Thirty-one children under the age of five die in the United States each year of unintentional poisonings from consumer products found in the home, according to the U.S. Consumer Product Safety Commission. This is a decline of 80 percent from 1972, when 216 children died. In 2018, the number of reported fatalities dropped to 17, the lowest figure since reporting began in 1972.
However, fatalities have increased over the past several years. Pediatric poisoning fatalities doubled to 34 in 2019, and they increased by 26 percent in 2020, reaching 43 fatalities for the year. Narcotics, such as opioids, made up almost half of these deaths.
Celebrate the 60th anniversary of National Poison Prevention Week March 20-26 by following these safety tips:
- Keep chemicals, medications, and cleaning supplies safely stored in a locked cabinet or box, out of the reach of children.
- Keep medicines and household chemicals in their original, child-resistant containers.
- Don’t let children handle laundry detergent packets.
- Store laundry detergent packets in their original containers, out of a child’s sight and reach.
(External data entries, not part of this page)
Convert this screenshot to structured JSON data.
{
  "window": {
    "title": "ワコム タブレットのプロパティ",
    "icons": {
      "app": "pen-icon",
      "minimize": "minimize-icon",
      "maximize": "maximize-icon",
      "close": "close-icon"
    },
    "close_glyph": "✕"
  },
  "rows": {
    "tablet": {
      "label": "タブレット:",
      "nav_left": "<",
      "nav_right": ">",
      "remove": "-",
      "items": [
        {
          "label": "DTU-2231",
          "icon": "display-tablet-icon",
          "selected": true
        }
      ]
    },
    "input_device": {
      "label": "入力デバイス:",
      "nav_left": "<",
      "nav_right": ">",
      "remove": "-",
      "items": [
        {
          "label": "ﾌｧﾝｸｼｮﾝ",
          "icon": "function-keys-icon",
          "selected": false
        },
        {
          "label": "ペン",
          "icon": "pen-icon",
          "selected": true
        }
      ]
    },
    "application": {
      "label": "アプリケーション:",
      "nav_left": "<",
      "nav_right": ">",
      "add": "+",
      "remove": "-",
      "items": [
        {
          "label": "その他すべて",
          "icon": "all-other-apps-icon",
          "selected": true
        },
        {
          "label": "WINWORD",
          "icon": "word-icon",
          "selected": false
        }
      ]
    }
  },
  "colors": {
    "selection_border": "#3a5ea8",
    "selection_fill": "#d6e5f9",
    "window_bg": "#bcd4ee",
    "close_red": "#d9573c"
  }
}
- Don’t leave products with accessible button batteries within reach of children and use tape to help secure a battery compartment that doesn’t have a screw closure. Coin-size button batteries, used in a variety of electronics, are dangerous if swallowed.
- Call Poison Help – 800-222-1222 – immediately if a child swallows or is exposed to chemicals.
“Decades of diligence and collaborative efforts have contributed to a dramatic decline in children being poisoned,” said Alexander Hoehn-Saric, chair of the CPSC.
However, progress isn’t guaranteed, Hoehn-Saric said.
“Recent increases in fatalities demonstrate the need for continued vigilance and work to limit and eventually eliminate these preventable tragedies,” he said.
Poison dangers to children range from medicines and household chemicals to coin-size batteries and liquid nicotine.
In 2020, blood pressure medications, acetaminophen, antidepressants, dietary supplements, and bleach were among the top five most unintentionally ingested substances by young children.
The CPSC encourages family members and caregivers to identify products in their homes that could be a danger and keep these products out of a child’s sight and reach. In addition, lock up prescription drugs to protect teens. You don’t want to be your teen’s drug dealer. Also, be aware older adults with dementia can also be victims of accidental poisonings.
National Poison Prevention Week began in 1962. The Poison Prevention Packaging Act was passed in1970, and the Child Nicotine Poisoning Prevention Act became law in 2015. Also in 2015, voluntary standard for liquid flow restrictors for oral liquid drug products were issued.